The most efficient way to read a file into a list of strings

Question

What is the most efficient way from the time consumed to read a text file into a list of binary strings in erlang ? The obvious solution

-module(test).
-export([run/1]).

open_file(FileName, Mode) ->
    {ok, Device} = file:open(FileName, [Mode, binary]),
    Device.

close_file(Device) ->
    ok = file:close(Device).

read_lines(Device, L) ->
    case io:get_line(Device, L) of
        eof ->
            lists:reverse(L);
        String ->
            read_lines(Device, [String | L])
    end.

run(InputFileName) ->
    Device = open_file(InputFileName, read),
    Data = read_lines(Device, []),
    close_file(Device),
    io:format("Read ~p lines~n", [length(Data)]).

becomes too slow when the file contains more than 100000 lines.

Answer 1

{ok, Bin} = file:read_file(Filename).

or if you need the contents line by line

read(File) ->
    case file:read_line(File) of
        {ok, Data} -> [Data | read(File)];
        eof        -> []
    end.

Answer 2

read the entire file in into a binary. Convert to a list and rip out the lines.
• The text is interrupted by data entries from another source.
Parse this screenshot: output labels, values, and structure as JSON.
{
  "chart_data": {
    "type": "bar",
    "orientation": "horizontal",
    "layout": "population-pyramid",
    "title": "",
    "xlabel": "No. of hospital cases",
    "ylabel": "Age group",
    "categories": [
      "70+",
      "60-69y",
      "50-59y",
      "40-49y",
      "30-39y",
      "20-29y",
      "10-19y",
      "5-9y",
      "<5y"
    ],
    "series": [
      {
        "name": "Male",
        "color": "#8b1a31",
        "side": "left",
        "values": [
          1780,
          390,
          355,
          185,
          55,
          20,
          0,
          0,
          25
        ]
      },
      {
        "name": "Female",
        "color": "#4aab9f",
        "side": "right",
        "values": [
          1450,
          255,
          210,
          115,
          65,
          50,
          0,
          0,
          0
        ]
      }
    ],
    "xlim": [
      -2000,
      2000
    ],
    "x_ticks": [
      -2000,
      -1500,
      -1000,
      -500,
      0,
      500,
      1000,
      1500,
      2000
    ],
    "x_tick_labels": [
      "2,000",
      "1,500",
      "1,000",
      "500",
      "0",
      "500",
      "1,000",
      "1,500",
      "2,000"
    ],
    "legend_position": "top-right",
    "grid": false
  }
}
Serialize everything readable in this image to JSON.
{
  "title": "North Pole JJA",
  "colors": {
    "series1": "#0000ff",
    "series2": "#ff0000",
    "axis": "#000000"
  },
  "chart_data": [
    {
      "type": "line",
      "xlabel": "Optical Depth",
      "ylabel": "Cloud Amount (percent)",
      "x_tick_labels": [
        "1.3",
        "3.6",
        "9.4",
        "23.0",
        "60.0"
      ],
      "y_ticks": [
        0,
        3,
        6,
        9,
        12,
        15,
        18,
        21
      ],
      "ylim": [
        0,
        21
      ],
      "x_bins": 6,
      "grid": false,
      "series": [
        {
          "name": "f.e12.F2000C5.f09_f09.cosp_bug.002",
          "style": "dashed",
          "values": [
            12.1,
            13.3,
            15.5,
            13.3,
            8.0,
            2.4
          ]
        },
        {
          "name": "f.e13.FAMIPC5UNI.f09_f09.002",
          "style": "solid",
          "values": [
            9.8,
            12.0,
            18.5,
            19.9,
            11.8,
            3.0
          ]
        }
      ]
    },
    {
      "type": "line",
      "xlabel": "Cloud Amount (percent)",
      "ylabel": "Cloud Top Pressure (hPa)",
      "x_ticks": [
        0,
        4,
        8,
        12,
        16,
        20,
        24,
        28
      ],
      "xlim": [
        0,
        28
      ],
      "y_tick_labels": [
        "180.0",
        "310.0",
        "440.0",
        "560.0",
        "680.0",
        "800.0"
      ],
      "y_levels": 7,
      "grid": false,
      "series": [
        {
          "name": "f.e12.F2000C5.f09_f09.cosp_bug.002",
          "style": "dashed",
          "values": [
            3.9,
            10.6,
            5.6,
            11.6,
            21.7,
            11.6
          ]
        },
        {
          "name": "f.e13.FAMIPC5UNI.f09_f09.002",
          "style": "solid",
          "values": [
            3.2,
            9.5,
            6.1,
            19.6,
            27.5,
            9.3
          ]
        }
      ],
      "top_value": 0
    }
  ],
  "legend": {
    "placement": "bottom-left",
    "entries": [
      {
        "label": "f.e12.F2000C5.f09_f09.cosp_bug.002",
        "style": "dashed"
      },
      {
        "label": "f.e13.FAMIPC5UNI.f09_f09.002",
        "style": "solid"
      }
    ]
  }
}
This is far more efficient than any other method. If you don't believe me time it.

file2lines(File) ->
   {ok, Bin} = file:read_file(File),
   string2lines(binary_to_list(bin), []).

string2lines("\n" ++ Str, Acc) -> [reverse([$\n|Acc]) | string2lines(Str,[])];
string2lines([H|T], Acc)       -> string2lines(T, [H|Acc]);
string2lines([], Acc)          -> [reverse(Acc)].